Your Ultimate Guide to Motherhood

3 facts that you may not know yet…

  1. Adolescent pregnancy is a growing public health concern in the United States
  2. Women aged 20 to 24 years, and babies of adolescent mothers face higher risks of low birth weight, preterm delivery and severe neonatal conditions.
  3. Complications during pregnancy and childbirth are the leading cause of death for 15–19-year-old girls globally.

Let’s prevent that from happening. Here’s a complete guide with resources that may help you in your journey to motherhood.

Bullet 1:


    • Fatigue. One of the earliest signs of pregnancy is fatigue. Your body is working hard to support the growing embryo, so you may find yourself feeling tired earlier than usual. If you’re finding that you need to take a nap in the middle of the day or can’t seem to get out of bed in the morning, it could be a sign that you’re pregnant.
    • Bloating and Gas. As your hormone levels begin to rise, you may find that your digestive system slows down, which can lead to gas and bloating. This can be uncomfortable, but it’s usually nothing to worry about. If you’re ever in pain or feel like something isn’t right, be sure to talk to your doctor.
    • Food Cravings and Aversions. Cravings and aversions are also common during early pregnancy. You may find that certain foods sound disgusting to you, even if they’re foods that you normally love. Alternatively, you may have sudden cravings for foods that you’ve never even thought about before.
    • Pregnancy Glow Effect. This is when your skin looks radiant and healthy, thanks to the increased blood flow in your body. If you notice that your skin is looking better than usual, it could be a sign that you’re pregnant.

Bullet 2:


  • Do eat healthy. 
  • Do exercise. 
  • Do take your prenatal vitamins. 
  • Do take ob-gyne’s recommended prenatal vitamins
  • Do get enough rest. 
  • Don’t drink alcohol or use drugs
  • Don’t smoke cigarettes 
  • Don’t spend too much time standing up

There are so many things to think about and things you should or shouldn’t do. 

Bullet 3:


Stay positive. It sounds clichéd, but staying positive throughout your pregnancy and childbirth experience is crucial. Remember that every situation is unique and that things may not always go according to plan—but that’s okay! The most important thing is that you and your baby are healthy and safe at the end of it all. 

Bullet 4: 


So, your little one has finally arrived! Congratulations! Now that the baby is here, it’s time to get adjusted to this new life stage.
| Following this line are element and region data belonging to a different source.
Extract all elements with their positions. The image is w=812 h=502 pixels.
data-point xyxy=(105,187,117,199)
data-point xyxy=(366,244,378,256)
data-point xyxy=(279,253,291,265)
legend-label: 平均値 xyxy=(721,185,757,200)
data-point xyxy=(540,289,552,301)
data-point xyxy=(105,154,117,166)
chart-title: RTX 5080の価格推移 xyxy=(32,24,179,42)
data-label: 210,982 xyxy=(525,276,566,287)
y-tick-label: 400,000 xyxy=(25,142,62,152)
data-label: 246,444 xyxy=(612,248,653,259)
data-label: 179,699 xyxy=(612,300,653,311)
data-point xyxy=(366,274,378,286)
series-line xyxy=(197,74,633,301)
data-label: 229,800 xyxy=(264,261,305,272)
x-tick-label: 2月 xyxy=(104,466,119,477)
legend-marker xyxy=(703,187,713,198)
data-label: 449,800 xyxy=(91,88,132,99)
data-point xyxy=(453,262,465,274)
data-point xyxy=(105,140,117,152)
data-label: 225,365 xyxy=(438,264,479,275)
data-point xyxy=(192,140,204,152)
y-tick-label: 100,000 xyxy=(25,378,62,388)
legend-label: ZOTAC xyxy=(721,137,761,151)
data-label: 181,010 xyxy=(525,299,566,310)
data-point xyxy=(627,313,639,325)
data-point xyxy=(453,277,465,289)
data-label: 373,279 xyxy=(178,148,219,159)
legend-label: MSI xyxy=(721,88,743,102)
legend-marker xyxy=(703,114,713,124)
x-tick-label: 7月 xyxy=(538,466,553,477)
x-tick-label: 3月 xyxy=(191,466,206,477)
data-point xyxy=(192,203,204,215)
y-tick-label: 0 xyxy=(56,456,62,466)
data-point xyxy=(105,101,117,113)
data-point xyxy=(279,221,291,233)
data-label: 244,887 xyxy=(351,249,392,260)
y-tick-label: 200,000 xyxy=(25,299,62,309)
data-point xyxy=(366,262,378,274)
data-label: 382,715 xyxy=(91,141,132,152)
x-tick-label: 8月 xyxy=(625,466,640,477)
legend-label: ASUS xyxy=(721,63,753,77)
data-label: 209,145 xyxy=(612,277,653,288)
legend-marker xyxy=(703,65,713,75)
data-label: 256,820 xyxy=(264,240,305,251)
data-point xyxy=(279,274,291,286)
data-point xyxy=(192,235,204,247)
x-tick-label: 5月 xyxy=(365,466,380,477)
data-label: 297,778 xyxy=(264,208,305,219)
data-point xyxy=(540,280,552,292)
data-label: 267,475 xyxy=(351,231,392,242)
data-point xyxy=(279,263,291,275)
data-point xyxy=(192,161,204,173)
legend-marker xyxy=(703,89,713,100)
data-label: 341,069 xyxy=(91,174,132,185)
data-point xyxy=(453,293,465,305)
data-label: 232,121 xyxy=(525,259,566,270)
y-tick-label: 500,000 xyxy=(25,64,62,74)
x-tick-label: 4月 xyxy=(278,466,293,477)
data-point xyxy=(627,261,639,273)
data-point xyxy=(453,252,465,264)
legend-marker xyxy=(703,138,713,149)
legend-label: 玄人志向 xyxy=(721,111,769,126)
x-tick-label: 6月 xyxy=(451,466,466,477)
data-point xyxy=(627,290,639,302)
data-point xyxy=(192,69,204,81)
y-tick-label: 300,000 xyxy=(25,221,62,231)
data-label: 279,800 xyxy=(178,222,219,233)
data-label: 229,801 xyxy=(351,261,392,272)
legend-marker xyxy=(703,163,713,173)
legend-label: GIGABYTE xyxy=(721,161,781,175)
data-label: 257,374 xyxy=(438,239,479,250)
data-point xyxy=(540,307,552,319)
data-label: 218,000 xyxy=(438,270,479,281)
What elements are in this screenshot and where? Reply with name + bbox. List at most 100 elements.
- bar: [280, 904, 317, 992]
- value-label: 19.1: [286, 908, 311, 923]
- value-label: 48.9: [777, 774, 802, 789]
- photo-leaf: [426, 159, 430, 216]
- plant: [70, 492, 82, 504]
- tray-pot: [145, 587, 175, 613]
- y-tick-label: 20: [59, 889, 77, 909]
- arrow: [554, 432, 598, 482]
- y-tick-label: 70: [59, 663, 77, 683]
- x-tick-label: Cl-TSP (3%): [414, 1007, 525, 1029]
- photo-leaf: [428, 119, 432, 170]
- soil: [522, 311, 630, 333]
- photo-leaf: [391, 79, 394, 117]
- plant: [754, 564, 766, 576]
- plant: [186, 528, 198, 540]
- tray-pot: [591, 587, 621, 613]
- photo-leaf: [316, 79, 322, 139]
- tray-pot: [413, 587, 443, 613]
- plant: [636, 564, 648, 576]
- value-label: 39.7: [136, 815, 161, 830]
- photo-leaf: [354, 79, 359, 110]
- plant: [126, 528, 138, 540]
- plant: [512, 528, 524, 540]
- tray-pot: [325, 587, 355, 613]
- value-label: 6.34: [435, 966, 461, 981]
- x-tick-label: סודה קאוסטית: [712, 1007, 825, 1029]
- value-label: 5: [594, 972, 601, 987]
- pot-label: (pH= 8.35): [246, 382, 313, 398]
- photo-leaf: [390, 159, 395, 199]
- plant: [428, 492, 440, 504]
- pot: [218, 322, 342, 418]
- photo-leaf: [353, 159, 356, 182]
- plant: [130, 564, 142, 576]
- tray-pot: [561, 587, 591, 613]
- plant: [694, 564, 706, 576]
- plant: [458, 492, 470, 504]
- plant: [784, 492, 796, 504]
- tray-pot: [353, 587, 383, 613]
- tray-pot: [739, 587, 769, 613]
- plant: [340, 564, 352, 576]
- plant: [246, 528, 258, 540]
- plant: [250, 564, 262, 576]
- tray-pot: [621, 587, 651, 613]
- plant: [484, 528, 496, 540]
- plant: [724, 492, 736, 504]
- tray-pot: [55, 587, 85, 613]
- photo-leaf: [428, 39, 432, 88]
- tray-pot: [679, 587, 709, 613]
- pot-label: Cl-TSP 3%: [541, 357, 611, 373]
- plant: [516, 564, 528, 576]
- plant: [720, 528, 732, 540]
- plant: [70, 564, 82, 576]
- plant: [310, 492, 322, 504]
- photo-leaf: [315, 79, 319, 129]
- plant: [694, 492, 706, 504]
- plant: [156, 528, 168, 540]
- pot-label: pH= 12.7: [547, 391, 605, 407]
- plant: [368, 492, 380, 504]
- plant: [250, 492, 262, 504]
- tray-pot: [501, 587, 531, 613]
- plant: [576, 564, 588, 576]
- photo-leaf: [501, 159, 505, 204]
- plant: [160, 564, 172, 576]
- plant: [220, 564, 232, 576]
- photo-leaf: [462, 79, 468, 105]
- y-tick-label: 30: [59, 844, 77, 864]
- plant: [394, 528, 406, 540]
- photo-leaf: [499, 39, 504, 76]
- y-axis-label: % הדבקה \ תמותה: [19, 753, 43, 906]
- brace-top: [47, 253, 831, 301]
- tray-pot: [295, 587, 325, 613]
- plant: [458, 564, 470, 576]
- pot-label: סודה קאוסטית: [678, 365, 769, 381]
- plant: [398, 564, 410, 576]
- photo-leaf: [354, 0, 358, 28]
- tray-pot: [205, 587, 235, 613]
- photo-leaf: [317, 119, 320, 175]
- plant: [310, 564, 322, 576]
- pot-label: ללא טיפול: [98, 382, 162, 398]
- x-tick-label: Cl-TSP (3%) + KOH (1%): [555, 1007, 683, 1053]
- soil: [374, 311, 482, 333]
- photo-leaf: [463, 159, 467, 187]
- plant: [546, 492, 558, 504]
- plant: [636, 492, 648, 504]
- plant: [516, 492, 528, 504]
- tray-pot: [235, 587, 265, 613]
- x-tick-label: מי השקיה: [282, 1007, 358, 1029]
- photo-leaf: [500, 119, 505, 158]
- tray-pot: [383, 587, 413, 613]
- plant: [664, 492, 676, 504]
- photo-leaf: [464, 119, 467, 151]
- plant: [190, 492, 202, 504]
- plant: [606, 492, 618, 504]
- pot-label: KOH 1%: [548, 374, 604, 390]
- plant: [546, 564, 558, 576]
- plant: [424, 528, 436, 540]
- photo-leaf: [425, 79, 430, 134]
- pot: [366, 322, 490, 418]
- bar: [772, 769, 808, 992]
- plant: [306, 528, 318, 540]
Here are some things you can expect in the first few weeks and months after your baby is born. 

  • The First Few Days

    1. You will likely experience vaginal bleeding, which is normal. This will continue for four to six weeks post-birth. 
    2. Your breasts will swell and leak milk as they get ready to feed your baby. 
    3. You may feel weepy, anxious, or overwhelmed during this time—this is called the “baby blues” and affects up to 80% of new moms. 
    4. It is also normal to feel tired, both from the physical exertion of childbirth as well as from interrupted sleep while caring for a newborn. 
  • The First Few Weeks 

During this time, your baby will be growing rapidly and changing every day. Here are some things to look out for: 

  1. Babies usually lose 5-10% of their birth weight in the first week but should start gaining it back by two weeks old. 
  2. Their skin may be dry and flaky due to exposure to the outside world after being in the womb for nine months. It may also be slightly yellow (jaundice). 
  3. They will have their first bowel movement (meconium) within 24 hours of being born but will then have firmer stools later on. 
  4. Newborns usually sleep 16-17 hours a day but wake up frequently to feed. 
  5. They should have around six wet diapers a day (urinate at least once every four hours). 
  • The First Few Months 

    1. Babies typically grow around 1 inch per month for the first six months and then an inch every two months until they reach one year old. They also gain 5-7 ounces each week until they reach four months old and then 3-5 ounces each week after that until they hit their first birthday. 
    2. Their eyesight also improves during this time and they should be able to follow moving objects and recognize familiar faces by two months old. They will also begin experimenting with making sounds (cooing) around this age. 
    3. At three months old, babies usually start sleeping through the night (for around five hours at a time). However, if your baby is not sleeping through the night yet, don’t worry—this milestone can take up to six months or even longer for some babies. Just make sure to talk to your pediatrician if you’re concerned about your baby’s sleep patterns. 

Caring for a newborn can be overwhelming but remember that you’re not alone—millions of parents have gone through this before you and millions more will after you! Take things one day at a time and don’t hesitate to ask for help when you need it. And pretty soon, caring for your little one will become second nature. Welcome to parenthood!